Indeed, Dr. Ge and his colleagues found that PCI was less successful in restoring full blood flow through the treated artery in women than in men, as indicated by the average “TIMI” score (2.8 vs. 2.9, p=0.048). In addition, women required a longer hospital stay (14.5 days vs.12.4 days, on average, p=0.02). The rates of serious complications, such as stroke, major bleeding and repeat heart attack during the initial hospitalization were similar in the two groups, but the in-hospital death rate in women was significantly higher, 12.8% vs. 5.4% in men, p=0.003.
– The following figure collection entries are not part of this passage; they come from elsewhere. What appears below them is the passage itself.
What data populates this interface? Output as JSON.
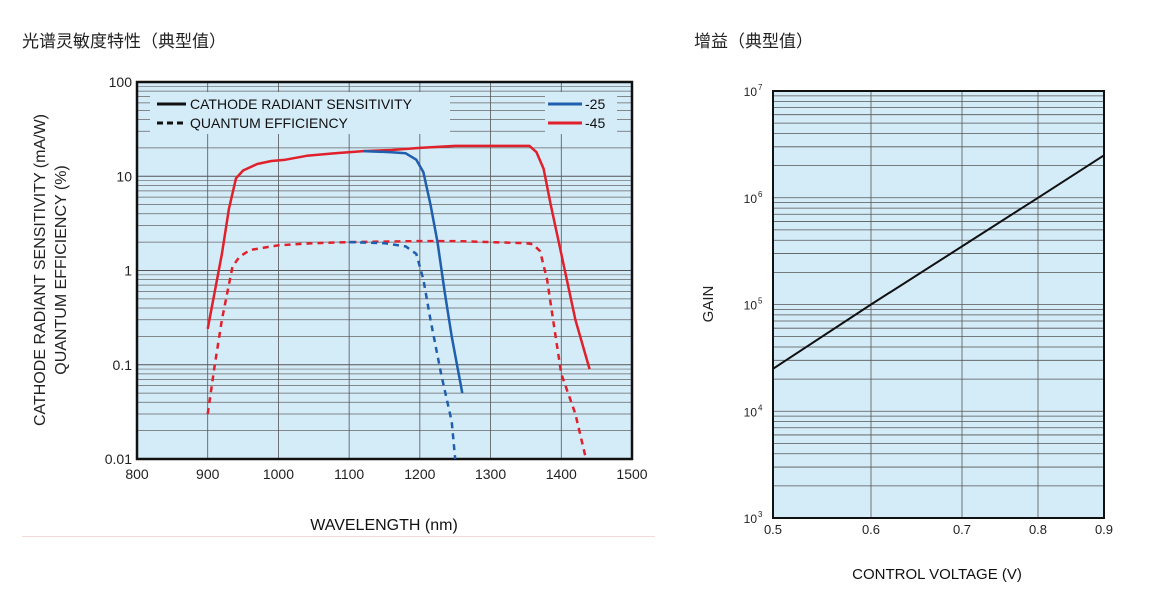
{
  "chart_data": [
    {
      "type": "line",
      "title": "光谱灵敏度特性（典型值）",
      "xlabel": "WAVELENGTH (nm)",
      "ylabel": [
        "CATHODE RADIANT SENSITIVITY (mA/W)",
        "QUANTUM EFFICIENCY (%)"
      ],
      "xlim": [
        800,
        1500
      ],
      "ylim": [
        0.01,
        100
      ],
      "yscale": "log",
      "xticks": [
        "800",
        "900",
        "1000",
        "1100",
        "1200",
        "1300",
        "1400",
        "1500"
      ],
      "yticks": [
        "0.01",
        "0.1",
        "1",
        "10",
        "100"
      ],
      "legend": {
        "placement": "top",
        "styles": [
          {
            "label": "CATHODE RADIANT SENSITIVITY",
            "dash": "solid"
          },
          {
            "label": "QUANTUM EFFICIENCY",
            "dash": "dashed"
          }
        ],
        "types": [
          {
            "label": "-25",
            "color": "#1f5fae"
          },
          {
            "label": "-45",
            "color": "#e0202a"
          }
        ]
      },
      "series": [
        {
          "name": "-45 cathode radiant sensitivity",
          "color": "#e0202a",
          "dash": false,
          "x": [
            900,
            910,
            920,
            930,
            940,
            950,
            970,
            990,
            1010,
            1040,
            1080,
            1120,
            1160,
            1200,
            1250,
            1300,
            1340,
            1355,
            1365,
            1375,
            1385,
            1400,
            1420,
            1440
          ],
          "y": [
            0.24,
            0.6,
            1.5,
            4.5,
            9.5,
            11.5,
            13.5,
            14.5,
            15,
            16.5,
            17.5,
            18.5,
            19,
            20,
            21,
            21,
            21,
            21,
            18,
            12,
            5,
            1.5,
            0.3,
            0.09
          ]
        },
        {
          "name": "-25 cathode radiant sensitivity",
          "color": "#1f5fae",
          "dash": false,
          "x": [
            1120,
            1160,
            1180,
            1195,
            1205,
            1215,
            1225,
            1235,
            1245,
            1260
          ],
          "y": [
            18.5,
            18,
            17.5,
            15,
            11,
            5,
            2,
            0.6,
            0.2,
            0.05
          ]
        },
        {
          "name": "-45 quantum efficiency",
          "color": "#e0202a",
          "dash": true,
          "x": [
            900,
            910,
            920,
            935,
            945,
            960,
            1000,
            1050,
            1100,
            1200,
            1250,
            1300,
            1350,
            1360,
            1370,
            1380,
            1390,
            1400,
            1420,
            1435
          ],
          "y": [
            0.03,
            0.1,
            0.3,
            1.1,
            1.4,
            1.65,
            1.85,
            1.95,
            2,
            2.05,
            2.05,
            2,
            1.95,
            1.9,
            1.6,
            0.8,
            0.25,
            0.08,
            0.03,
            0.01
          ]
        },
        {
          "name": "-25 quantum efficiency",
          "color": "#1f5fae",
          "dash": true,
          "x": [
            1100,
            1150,
            1180,
            1195,
            1205,
            1215,
            1230,
            1245,
            1250
          ],
          "y": [
            2,
            1.95,
            1.8,
            1.5,
            0.8,
            0.3,
            0.08,
            0.025,
            0.01
          ]
        }
      ]
    },
    {
      "type": "line",
      "title": "增益（典型值）",
      "xlabel": "CONTROL VOLTAGE (V)",
      "ylabel": "GAIN",
      "xlim": [
        0.5,
        0.9
      ],
      "ylim": [
        1000,
        10000000
      ],
      "yscale": "log",
      "xticks": [
        "0.5",
        "0.6",
        "0.7",
        "0.8",
        "0.9"
      ],
      "yticks": [
        {
          "base": "10",
          "exp": "3"
        },
        {
          "base": "10",
          "exp": "4"
        },
        {
          "base": "10",
          "exp": "5"
        },
        {
          "base": "10",
          "exp": "6"
        },
        {
          "base": "10",
          "exp": "7"
        }
      ],
      "series": [
        {
          "name": "gain",
          "color": "#111111",
          "x": [
            0.5,
            0.6,
            0.7,
            0.8,
            0.9
          ],
          "y": [
            25000,
            100000,
            350000,
            1000000,
            2500000
          ]
        }
      ]
    }
  ]
}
The investigators concluded the survival disadvantage among women might be explained by their older age and less desirable PCI results.
“We need a large prospective study to confirm these findings and to determine why the final TIMI flow through the coronary artery was worse in female patients,” Dr. Ge said. “Also, we should use new therapies, PCI devices, and strategies to further improve survival in women.”